The trail is about never giving up. It’s about crying alone on logs. It’s about cycling through every possible emotion in a twelve hour period to end up exactly where you started- hungry, sleepy, content for no specific reason. It’s about not quitting when you really want to, if only because you can’t think of where else you’d go or what you would do, when you got there.
I’m one of the last ones out of our hotel room at cajon pass- everyone else got up at 4:30 to tackle the 20 mile, 7 thousand foot climb in the cool. I sleep in to a leisurely 6 a.m. and then stuff myself with sausage and eggs at the continental breakfast. After breakfast I hit up del taco for seven crispy tacos, which I plan to pack out up the hill. Then I wander over the freeway and under, to the dark cool tunnel that dumps me back onto the trail- down where the hot desert folds in on itself and makes a wet jungle, vines over everything and a yellow stream running in the sand, rusted out cars in the weeds behind a “no tresspassing” sign. I climb up into the dry hills and there’s train tracks, BNSF and UP intermodals thundering east towards Texas. I watch one pass, units clicking and shaking, and then sit on a rock and eat four of my tacos. It’s 7:30 a.m. Gonna be a slow day today.
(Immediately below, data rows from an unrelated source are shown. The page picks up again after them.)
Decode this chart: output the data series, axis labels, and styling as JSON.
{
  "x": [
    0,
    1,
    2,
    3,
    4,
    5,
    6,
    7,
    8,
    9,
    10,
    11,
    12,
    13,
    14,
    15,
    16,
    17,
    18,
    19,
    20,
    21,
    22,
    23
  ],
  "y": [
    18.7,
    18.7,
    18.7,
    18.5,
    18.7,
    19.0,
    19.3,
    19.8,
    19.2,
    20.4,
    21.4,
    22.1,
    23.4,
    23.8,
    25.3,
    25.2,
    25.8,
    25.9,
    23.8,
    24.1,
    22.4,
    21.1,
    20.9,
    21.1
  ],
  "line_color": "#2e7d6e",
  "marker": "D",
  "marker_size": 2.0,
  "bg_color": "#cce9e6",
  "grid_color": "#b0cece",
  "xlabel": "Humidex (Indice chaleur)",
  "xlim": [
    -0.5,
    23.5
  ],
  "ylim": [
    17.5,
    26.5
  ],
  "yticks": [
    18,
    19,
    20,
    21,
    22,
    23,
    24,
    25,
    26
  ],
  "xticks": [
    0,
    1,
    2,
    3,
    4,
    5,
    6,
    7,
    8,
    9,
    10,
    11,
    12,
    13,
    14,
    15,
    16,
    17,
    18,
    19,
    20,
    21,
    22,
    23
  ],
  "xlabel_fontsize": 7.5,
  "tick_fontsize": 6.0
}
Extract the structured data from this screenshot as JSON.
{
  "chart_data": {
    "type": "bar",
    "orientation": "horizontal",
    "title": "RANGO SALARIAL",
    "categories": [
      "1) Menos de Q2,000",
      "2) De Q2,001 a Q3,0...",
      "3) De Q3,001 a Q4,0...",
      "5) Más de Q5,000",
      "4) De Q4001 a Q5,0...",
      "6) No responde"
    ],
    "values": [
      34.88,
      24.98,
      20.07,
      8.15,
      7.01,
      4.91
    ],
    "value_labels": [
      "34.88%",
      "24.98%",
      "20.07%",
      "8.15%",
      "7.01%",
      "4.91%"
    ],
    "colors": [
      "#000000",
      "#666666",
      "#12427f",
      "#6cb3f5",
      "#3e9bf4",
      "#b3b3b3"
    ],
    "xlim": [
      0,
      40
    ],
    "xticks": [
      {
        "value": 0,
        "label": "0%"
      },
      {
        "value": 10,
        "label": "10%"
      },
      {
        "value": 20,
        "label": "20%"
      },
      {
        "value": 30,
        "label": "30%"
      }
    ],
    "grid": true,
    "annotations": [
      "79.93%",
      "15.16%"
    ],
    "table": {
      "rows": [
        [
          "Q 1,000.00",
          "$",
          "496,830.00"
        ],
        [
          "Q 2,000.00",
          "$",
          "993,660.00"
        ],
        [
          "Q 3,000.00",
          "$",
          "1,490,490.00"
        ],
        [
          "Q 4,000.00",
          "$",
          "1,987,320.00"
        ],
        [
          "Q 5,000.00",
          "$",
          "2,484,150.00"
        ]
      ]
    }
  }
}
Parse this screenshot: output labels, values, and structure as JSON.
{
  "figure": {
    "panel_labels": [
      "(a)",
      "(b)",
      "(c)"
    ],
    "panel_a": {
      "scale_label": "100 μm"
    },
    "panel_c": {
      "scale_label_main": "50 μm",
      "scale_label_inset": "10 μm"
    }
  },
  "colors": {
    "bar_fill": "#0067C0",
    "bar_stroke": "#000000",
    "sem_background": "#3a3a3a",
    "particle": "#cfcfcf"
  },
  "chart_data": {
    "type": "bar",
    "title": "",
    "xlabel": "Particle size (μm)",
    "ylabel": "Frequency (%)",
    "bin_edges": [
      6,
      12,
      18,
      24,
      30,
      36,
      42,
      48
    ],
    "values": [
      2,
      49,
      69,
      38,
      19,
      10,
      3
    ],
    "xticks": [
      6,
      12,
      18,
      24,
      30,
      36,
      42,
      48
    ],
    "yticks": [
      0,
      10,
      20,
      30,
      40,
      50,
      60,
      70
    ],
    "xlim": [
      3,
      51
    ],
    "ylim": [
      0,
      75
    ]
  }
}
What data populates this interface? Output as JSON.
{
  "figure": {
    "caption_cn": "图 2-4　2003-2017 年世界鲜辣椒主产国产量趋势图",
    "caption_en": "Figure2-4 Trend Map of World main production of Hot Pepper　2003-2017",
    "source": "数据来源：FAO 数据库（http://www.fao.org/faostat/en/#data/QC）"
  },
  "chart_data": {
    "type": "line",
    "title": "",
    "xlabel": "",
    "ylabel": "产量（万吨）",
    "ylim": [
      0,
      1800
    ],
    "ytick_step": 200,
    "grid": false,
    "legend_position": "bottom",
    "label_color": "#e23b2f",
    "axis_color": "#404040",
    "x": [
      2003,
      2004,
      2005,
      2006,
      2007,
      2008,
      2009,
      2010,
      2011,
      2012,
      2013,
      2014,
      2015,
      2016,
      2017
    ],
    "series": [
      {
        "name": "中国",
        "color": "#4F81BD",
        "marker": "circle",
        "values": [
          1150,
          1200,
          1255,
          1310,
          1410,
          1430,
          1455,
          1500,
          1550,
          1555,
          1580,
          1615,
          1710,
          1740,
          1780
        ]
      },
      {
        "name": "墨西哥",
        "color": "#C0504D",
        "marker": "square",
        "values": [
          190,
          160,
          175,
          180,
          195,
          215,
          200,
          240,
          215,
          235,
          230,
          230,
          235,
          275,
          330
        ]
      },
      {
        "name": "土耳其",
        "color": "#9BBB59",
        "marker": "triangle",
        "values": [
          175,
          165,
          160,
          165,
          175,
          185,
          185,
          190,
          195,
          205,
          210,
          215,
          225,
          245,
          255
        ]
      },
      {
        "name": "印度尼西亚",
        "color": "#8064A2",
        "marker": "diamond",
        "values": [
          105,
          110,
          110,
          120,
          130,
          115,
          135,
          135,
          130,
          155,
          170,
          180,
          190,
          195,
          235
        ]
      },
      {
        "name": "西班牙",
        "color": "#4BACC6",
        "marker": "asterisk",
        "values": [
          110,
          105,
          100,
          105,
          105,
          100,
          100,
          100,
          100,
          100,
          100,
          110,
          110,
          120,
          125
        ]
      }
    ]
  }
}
When I hit six thousand feet the elevation sickness hits me like a ton of bricks. My stomach turns over, aches, the cold hand of nausea. I’m dizzy and out of breath. I march forward in the heat, anxious at my slowness. I’m trying to make it to the highway on the other side of this mountain range by 7 pm. 27 miles. 20 of them are up. And I’m sick, so sick.
The desert turns to cool ponderosa forest as I climb and I sit on a log and cry. Why am I hiking the trail again. The trail is full of ghosts, the trail is full of suffering. The trail is a ribbon of dirt. The trail is a figment of my imagination. The trail doesn’t exist.
These things being as they may, I decide to keep walking. I reach the top after three seperate crying jags and find a flat forest swirling with cool mist and suddenly I feel fantastic. I walk faster and feel better and then, four miles before the highway, I start to run. The trail tips down, full of rocks, weather swirling all around me. I reach the highway right at sunset and catch a ride into town with a young couple in a shiny car. They drop me off in tiny wrightwood and I blink in the dark street and then wander into the bar to find it full of hikers- NotaChance, Guthrie, Hi-Tech, TikTok (who I incidentally shared a creative writing class with at PSU four years ago) and lots of other hikers I haven’t yet met- I order a massive burger and eat it very quickly, drink some ice water. I am happy.
The grocery store is open till 10 pm so I do my resupply- chips, salami, I’m feeling wild so mustard, mayo, postcards. The others have offered to cram me into their already crowded hotel room so I go there, wash my feet, stretch, spread my sleeping bag on the couch and then all the drunk hikers come home, can’t open the door, can’t turn on the lights, we push the furniture out of the way, there are nine hikers on the floor and much giggling and it smells like feet, it’s 11 pm aka hiker 2 a.m.